Dreamy Dill Chicken Stuffed Bell Peppers
- 800 g Extra Lean Ground Chicken Breasts
- 8 Bell Peppers
- 700 ml Chicken Bone Broth
- 1 c. Uncooked Quinoa
- 1.5 c. Broccoli, diced
- 1 Red Onion, diced
- Shredded Cheese… I used Rocky Mountain 3 Cheese Blend (Parmesan, Asiago, Romano)
- ¼ c. Mayo
- ½ c. 0% Plain Greek Yogurt
- ½ c. Fresh Dill, diced
- Juice of 1 Lemon
- ½ tsp each: onion powder, garlic powder, salt
1. Preheat oven to 400 degrees F.
2. Remote the tops of the bell pepper or slice in half, remove the stem and seeds. Lightly spray or coat with olive oil. Pre-roast these pepper for around 10 minutes while preparing the stuffing ingredients.

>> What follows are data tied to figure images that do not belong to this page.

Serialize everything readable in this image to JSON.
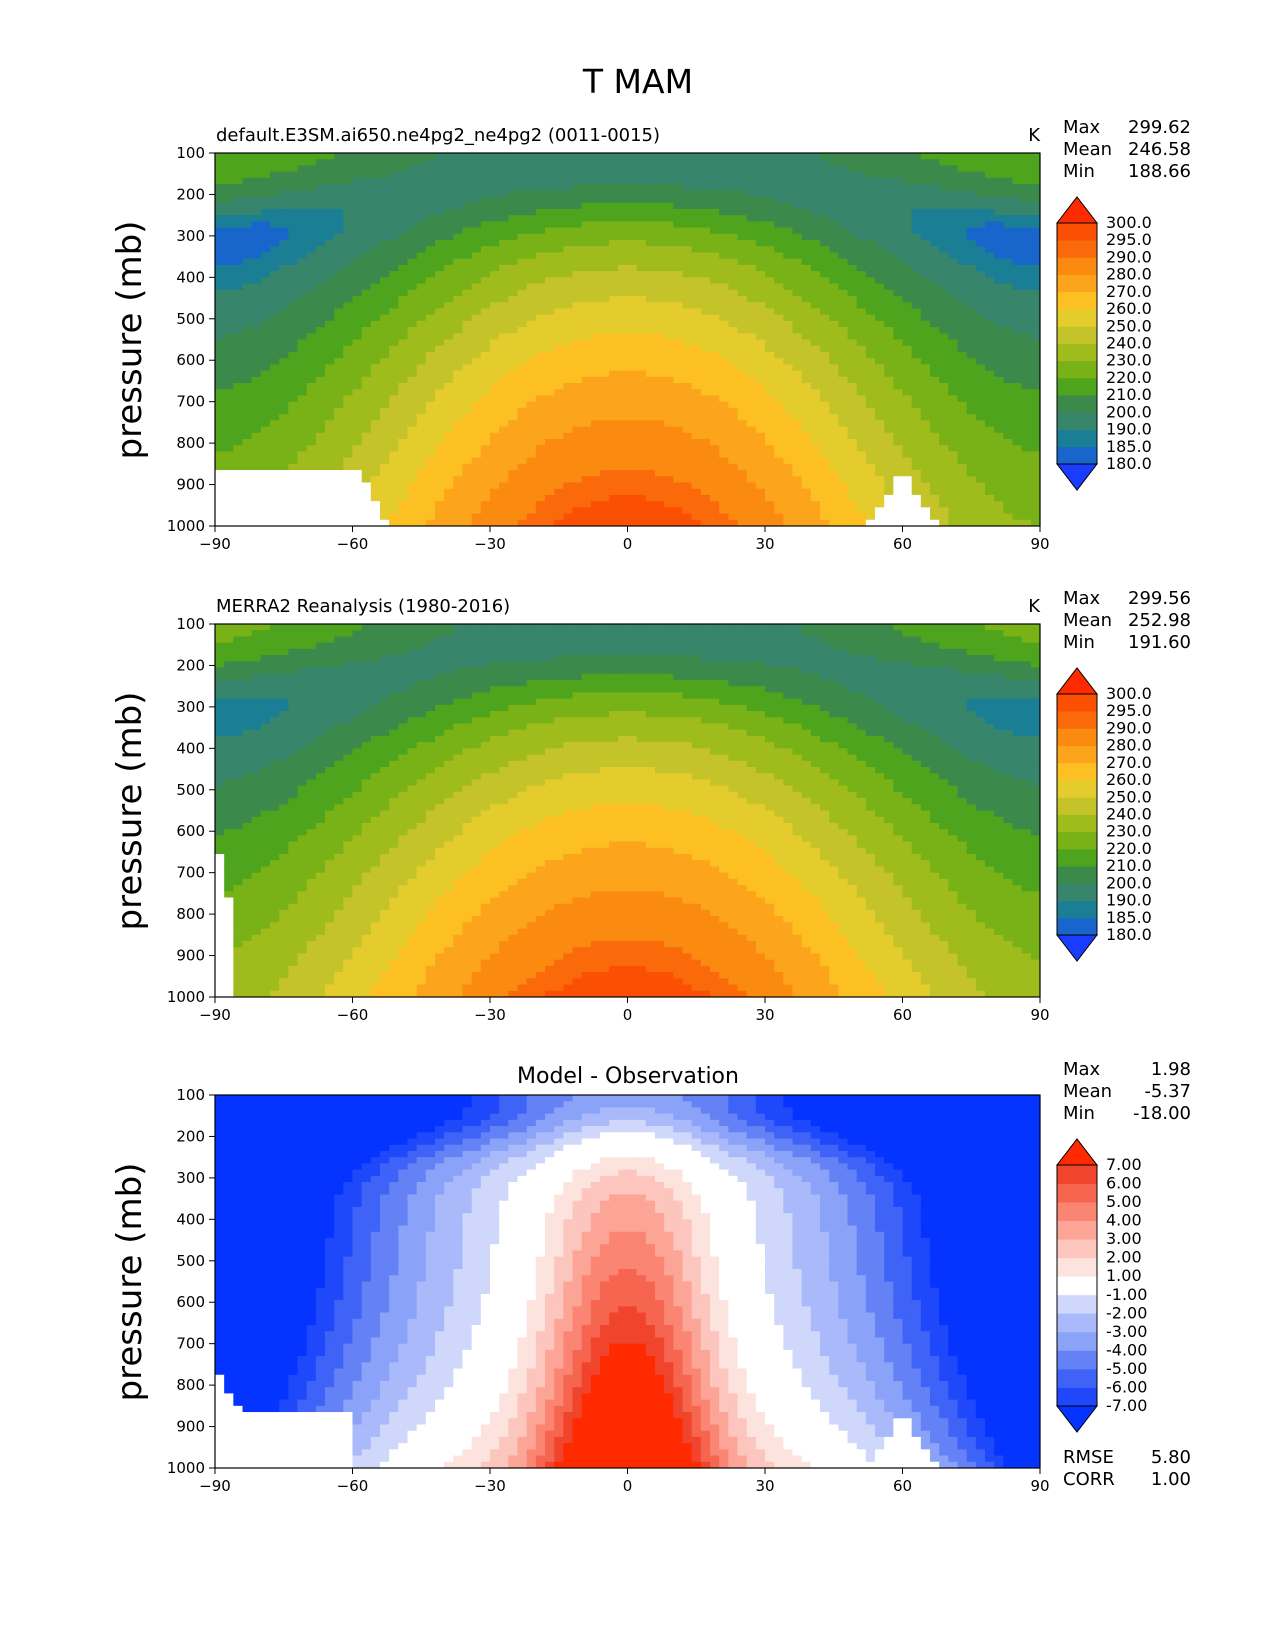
{
  "figure": {
    "title": "T MAM",
    "colors": {
      "land_mask": "#ffffff",
      "frame": "#000000"
    }
  },
  "chart_data": [
    {
      "type": "contourf",
      "id": "model",
      "title_left": "default.E3SM.ai650.ne4pg2_ne4pg2 (0011-0015)",
      "title_center": "",
      "units": "K",
      "stats": [
        {
          "label": "Max",
          "value": "299.62"
        },
        {
          "label": "Mean",
          "value": "246.58"
        },
        {
          "label": "Min",
          "value": "188.66"
        }
      ],
      "bottom_stats": [],
      "xlabel": "",
      "ylabel": "pressure (mb)",
      "xlim": [
        -90,
        90
      ],
      "ylim": [
        1000,
        100
      ],
      "xticks": [
        -90,
        -60,
        -30,
        0,
        30,
        60,
        90
      ],
      "xtick_labels": [
        "−90",
        "−60",
        "−30",
        "0",
        "30",
        "60",
        "90"
      ],
      "yticks": [
        100,
        200,
        300,
        400,
        500,
        600,
        700,
        800,
        900,
        1000
      ],
      "ytick_labels": [
        "100",
        "200",
        "300",
        "400",
        "500",
        "600",
        "700",
        "800",
        "900",
        "1000"
      ],
      "levels": [
        180,
        185,
        190,
        200,
        210,
        220,
        230,
        240,
        250,
        260,
        270,
        280,
        290,
        295,
        300
      ],
      "level_labels": [
        "180.0",
        "185.0",
        "190.0",
        "200.0",
        "210.0",
        "220.0",
        "230.0",
        "240.0",
        "250.0",
        "260.0",
        "270.0",
        "280.0",
        "290.0",
        "295.0",
        "300.0"
      ],
      "colors": [
        "#1a3cff",
        "#1866cc",
        "#1a7e94",
        "#37856a",
        "#3b8a4c",
        "#4ea41c",
        "#79b216",
        "#a0bc1c",
        "#c4c42a",
        "#e4cc2c",
        "#fcc022",
        "#fca41b",
        "#fb8a10",
        "#fb6a0a",
        "#fb5004",
        "#ff3a02",
        "#ff2b00"
      ],
      "extend": "both",
      "field": {
        "T0": 292,
        "Tp": 204,
        "pt": 100,
        "cosp": 1.7,
        "beta": 0.65,
        "strat": 92,
        "ps": 1.2,
        "bias": -2
      },
      "mask": {
        "type": "model"
      }
    },
    {
      "type": "contourf",
      "id": "obs",
      "title_left": "MERRA2 Reanalysis (1980-2016)",
      "title_center": "",
      "units": "K",
      "stats": [
        {
          "label": "Max",
          "value": "299.56"
        },
        {
          "label": "Mean",
          "value": "252.98"
        },
        {
          "label": "Min",
          "value": "191.60"
        }
      ],
      "bottom_stats": [],
      "xlabel": "",
      "ylabel": "pressure (mb)",
      "xlim": [
        -90,
        90
      ],
      "ylim": [
        1000,
        100
      ],
      "xticks": [
        -90,
        -60,
        -30,
        0,
        30,
        60,
        90
      ],
      "xtick_labels": [
        "−90",
        "−60",
        "−30",
        "0",
        "30",
        "60",
        "90"
      ],
      "yticks": [
        100,
        200,
        300,
        400,
        500,
        600,
        700,
        800,
        900,
        1000
      ],
      "ytick_labels": [
        "100",
        "200",
        "300",
        "400",
        "500",
        "600",
        "700",
        "800",
        "900",
        "1000"
      ],
      "levels": [
        180,
        185,
        190,
        200,
        210,
        220,
        230,
        240,
        250,
        260,
        270,
        280,
        290,
        295,
        300
      ],
      "level_labels": [
        "180.0",
        "185.0",
        "190.0",
        "200.0",
        "210.0",
        "220.0",
        "230.0",
        "240.0",
        "250.0",
        "260.0",
        "270.0",
        "280.0",
        "290.0",
        "295.0",
        "300.0"
      ],
      "colors": [
        "#1a3cff",
        "#1866cc",
        "#1a7e94",
        "#37856a",
        "#3b8a4c",
        "#4ea41c",
        "#79b216",
        "#a0bc1c",
        "#c4c42a",
        "#e4cc2c",
        "#fcc022",
        "#fca41b",
        "#fb8a10",
        "#fb6a0a",
        "#fb5004",
        "#ff3a02",
        "#ff2b00"
      ],
      "extend": "both",
      "field": {
        "T0": 292,
        "Tp": 206,
        "pt": 100,
        "cosp": 1.6,
        "beta": 0.55,
        "strat": 94,
        "ps": 1.2,
        "bias": 3
      },
      "mask": {
        "type": "obs"
      }
    },
    {
      "type": "contourf",
      "id": "diff",
      "title_left": "",
      "title_center": "Model - Observation",
      "units": "",
      "stats": [
        {
          "label": "Max",
          "value": "1.98"
        },
        {
          "label": "Mean",
          "value": "-5.37"
        },
        {
          "label": "Min",
          "value": "-18.00"
        }
      ],
      "bottom_stats": [
        {
          "label": "RMSE",
          "value": "5.80"
        },
        {
          "label": "CORR",
          "value": "1.00"
        }
      ],
      "xlabel": "",
      "ylabel": "pressure (mb)",
      "xlim": [
        -90,
        90
      ],
      "ylim": [
        1000,
        100
      ],
      "xticks": [
        -90,
        -60,
        -30,
        0,
        30,
        60,
        90
      ],
      "xtick_labels": [
        "−90",
        "−60",
        "−30",
        "0",
        "30",
        "60",
        "90"
      ],
      "yticks": [
        100,
        200,
        300,
        400,
        500,
        600,
        700,
        800,
        900,
        1000
      ],
      "ytick_labels": [
        "100",
        "200",
        "300",
        "400",
        "500",
        "600",
        "700",
        "800",
        "900",
        "1000"
      ],
      "levels": [
        -7,
        -6,
        -5,
        -4,
        -3,
        -2,
        -1,
        1,
        2,
        3,
        4,
        5,
        6,
        7
      ],
      "level_labels": [
        "-7.00",
        "-6.00",
        "-5.00",
        "-4.00",
        "-3.00",
        "-2.00",
        "-1.00",
        "1.00",
        "2.00",
        "3.00",
        "4.00",
        "5.00",
        "6.00",
        "7.00"
      ],
      "colors": [
        "#0533ff",
        "#1f48fb",
        "#3f63f6",
        "#6482f5",
        "#8aa3f8",
        "#aab9f9",
        "#cfd8fb",
        "#ffffff",
        "#fde3de",
        "#fcc5bd",
        "#fca597",
        "#fb8573",
        "#f6654f",
        "#f1442c",
        "#ff2a00"
      ],
      "extend": "both",
      "field": {
        "mode": "diff"
      },
      "mask": {
        "type": "diff"
      }
    }
  ]
}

3. In a small pot, over medium heat, cook 1 cup of uncooked quinoa with a 700 ml jar of Chicken Bone Broth.
4. In a large pan over medium heat, fry the chicken until 80% cooked through. Add the red onions and broccoli and cook until soft.
5. In a small bowl, combine all of the ingredients for the dreamy dill sauce.
6. Combine the chicken, vegetables, quinoa, and dreamy dill sauce together and mix evenly.
7. Remove the peppers that are pre-roasting, stuff, and top with cheese. Bake for around 20-30 more minutes until the peppers are soft, the cheese is melted, and the ingredients are bubbling inside. Let sit for 5 minutes before serving.